I wouldn't worry too much about getting close to your plants. I don't want to damage them and it doesn't take too much suction to suck up a clump of baby tears.


----------



## automatic-hydromatic (Oct 18, 2010)

majerah1 said:


> I dont vac my gravel either.I do waterchanges,but just pull out 50% of the water and add back fresh.The mulm is good for the plants,and will feed them.


you do more than me

I have yet to change the water in mine either 

not counting the couple gallons that might get changed when I service the canister filter...


----------



## AbadHabit (Sep 9, 2010)

I never vaccume the bottom either. Plants eat it all. The open areas, my pleco does a couple wags of the tail, their brushed clean. I run about 30-40 ppm on nitrates. I just have to trimm mine every week.


----------



## Amie (Sep 15, 2010)

Have you thought about snails or maybe shrimp? Snails are how I clean around mine. I don't vacuum my planted tanks either. Same reason of not wanting to damage anything.


----------



## Gizmo (Dec 6, 2010)

I agree whole-heartedly with everything above - look at your tank as a pond. Plants in a pond live in the dirtiest of dirty water, and their roots are buried in substrate so dirty it's practically slime. The dirtier your tank, the better those plants will perform. It's a balancing act between cleanliness and plant health that you must suffice yourself with.

I don't vacuum my gravel at all, and haven't done so for the last year. I push root tabs in occasionally, and I do 10%-30% weekly PWC's to replenish the ion concentrations in my water. I have earth-colored substrate so there's really no ability to distinguish dirty from clean.

And a cleanup crew will help with this. Shrimp are my personal favorite, but I know people who will even go to their LFS and ask for a handful of the pond snails their tanks are infested with. Those little guys are da bomb if you don't mind seeing specks all over your tank.


----------



## BETTABOUTIQUE (Jan 16, 2011)

megademon said:


> I have a planted tank with a lot of live plants. I've been vacuuming around the plants but now I see that there is a lot of stuff near the plants and I don't want to harm the plants. How do I clean the tank without damaging the plants?

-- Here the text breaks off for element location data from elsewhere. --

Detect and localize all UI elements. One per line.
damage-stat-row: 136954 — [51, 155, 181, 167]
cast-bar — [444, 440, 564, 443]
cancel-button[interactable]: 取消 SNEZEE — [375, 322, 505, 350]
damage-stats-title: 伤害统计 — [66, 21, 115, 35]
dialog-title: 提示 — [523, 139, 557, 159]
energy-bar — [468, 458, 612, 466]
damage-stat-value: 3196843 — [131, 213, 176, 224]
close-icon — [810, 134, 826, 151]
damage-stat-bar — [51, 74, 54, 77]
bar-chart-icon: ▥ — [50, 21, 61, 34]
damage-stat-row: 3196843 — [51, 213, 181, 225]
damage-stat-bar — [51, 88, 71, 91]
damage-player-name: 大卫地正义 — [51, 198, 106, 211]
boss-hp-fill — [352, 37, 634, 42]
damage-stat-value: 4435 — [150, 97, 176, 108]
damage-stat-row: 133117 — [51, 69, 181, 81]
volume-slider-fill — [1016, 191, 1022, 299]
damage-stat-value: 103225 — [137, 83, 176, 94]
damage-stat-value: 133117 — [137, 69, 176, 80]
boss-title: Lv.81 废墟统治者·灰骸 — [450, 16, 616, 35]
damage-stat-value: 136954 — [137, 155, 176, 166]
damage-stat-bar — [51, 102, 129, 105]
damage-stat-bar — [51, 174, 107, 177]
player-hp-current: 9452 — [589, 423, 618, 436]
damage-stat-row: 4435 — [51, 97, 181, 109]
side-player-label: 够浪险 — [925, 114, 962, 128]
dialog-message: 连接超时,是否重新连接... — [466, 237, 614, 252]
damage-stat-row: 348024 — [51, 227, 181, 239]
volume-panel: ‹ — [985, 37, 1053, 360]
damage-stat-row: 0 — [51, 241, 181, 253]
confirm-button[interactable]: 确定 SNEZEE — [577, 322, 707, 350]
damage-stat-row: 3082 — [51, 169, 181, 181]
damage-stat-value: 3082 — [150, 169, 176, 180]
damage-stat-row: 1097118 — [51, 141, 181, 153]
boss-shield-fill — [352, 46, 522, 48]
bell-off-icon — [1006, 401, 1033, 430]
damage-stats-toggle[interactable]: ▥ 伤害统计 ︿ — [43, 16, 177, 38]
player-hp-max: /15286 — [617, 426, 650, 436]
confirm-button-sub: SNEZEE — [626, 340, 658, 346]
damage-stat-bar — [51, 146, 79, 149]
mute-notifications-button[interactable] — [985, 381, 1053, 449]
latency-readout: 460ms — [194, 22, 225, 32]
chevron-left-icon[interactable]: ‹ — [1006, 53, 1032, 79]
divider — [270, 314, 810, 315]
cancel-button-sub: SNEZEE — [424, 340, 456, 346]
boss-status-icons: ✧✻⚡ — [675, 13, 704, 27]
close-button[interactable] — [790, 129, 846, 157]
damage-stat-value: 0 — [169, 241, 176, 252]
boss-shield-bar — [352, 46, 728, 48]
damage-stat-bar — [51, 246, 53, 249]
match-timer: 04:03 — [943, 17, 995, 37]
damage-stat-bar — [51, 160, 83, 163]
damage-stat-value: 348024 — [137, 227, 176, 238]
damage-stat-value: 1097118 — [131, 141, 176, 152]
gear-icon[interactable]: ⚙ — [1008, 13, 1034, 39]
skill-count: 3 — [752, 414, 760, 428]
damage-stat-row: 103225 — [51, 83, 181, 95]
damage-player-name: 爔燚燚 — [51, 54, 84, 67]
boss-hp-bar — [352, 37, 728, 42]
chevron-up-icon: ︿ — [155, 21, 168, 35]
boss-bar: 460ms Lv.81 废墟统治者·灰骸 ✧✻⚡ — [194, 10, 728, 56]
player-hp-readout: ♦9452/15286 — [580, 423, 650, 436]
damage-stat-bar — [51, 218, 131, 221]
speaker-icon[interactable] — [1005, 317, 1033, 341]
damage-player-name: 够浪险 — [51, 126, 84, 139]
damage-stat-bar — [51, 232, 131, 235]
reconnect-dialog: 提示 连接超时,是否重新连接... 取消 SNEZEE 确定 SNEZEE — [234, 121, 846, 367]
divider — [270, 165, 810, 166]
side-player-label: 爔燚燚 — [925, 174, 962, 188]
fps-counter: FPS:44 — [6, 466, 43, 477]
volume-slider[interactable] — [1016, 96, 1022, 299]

My husband has a 75 gallon community planted tank. One thing that helps are his Cory Cats and his Algea Eater. He also just works around the plants with his finger to loosen up any debris that is there that he wants to remove. Plus 25% weekly water changes. 


Melissa
owner of The Betta Boutique 
Kaukauna, WI


----------



## James0816 (Jun 19, 2009)

Unless your willing to uproot the plants (which I'm pretty sure you don't want to), then don't worry about it. Just do WCs as normal.

If the gunk on top gets to be too much, you can use just the hose of your gravel vac and get right up against the plants without harm.


----------



## WhiteGloveAquatics (Sep 3, 2009)

I gravel vac the open areas twice a year, never pull the plants to clean it either.
There is still alot of sediment in the gravel but I just clean by the glass to make it not seen.


----------



## beaslbob (May 29, 2009)

megademon said:


> I have a planted tank with a lot of live plants. I've been vacuuming around the plants but now I see that there is a lot of stuff near the plants and I don't want to harm the plants. How do I clean the tank without damaging the plants?


sounds to me like you're doing fine.

my .02


----------



## megademon (Nov 17, 2010)

seems like everyone else isn't vacuuming. glad to see that I'm not the only one 
I have tons of shrimps and snails in the tank but I could still see the waste on the bottom of the tank.


----------



## Alasse (Mar 12, 2009)

In my heavily planted tanks i dont touch the gravel at all, its there for the plants to use, specially as i dont add fertilizer


----------



## tinman (Nov 3, 2009)

mine doesnt exactly come under planted tank but i do have some live plants in there  

i have a snail working on it and when im doing my water changes once a week i just stir up the water and collect what ever is possible by the siphon and rest gets sucked by the filter


----------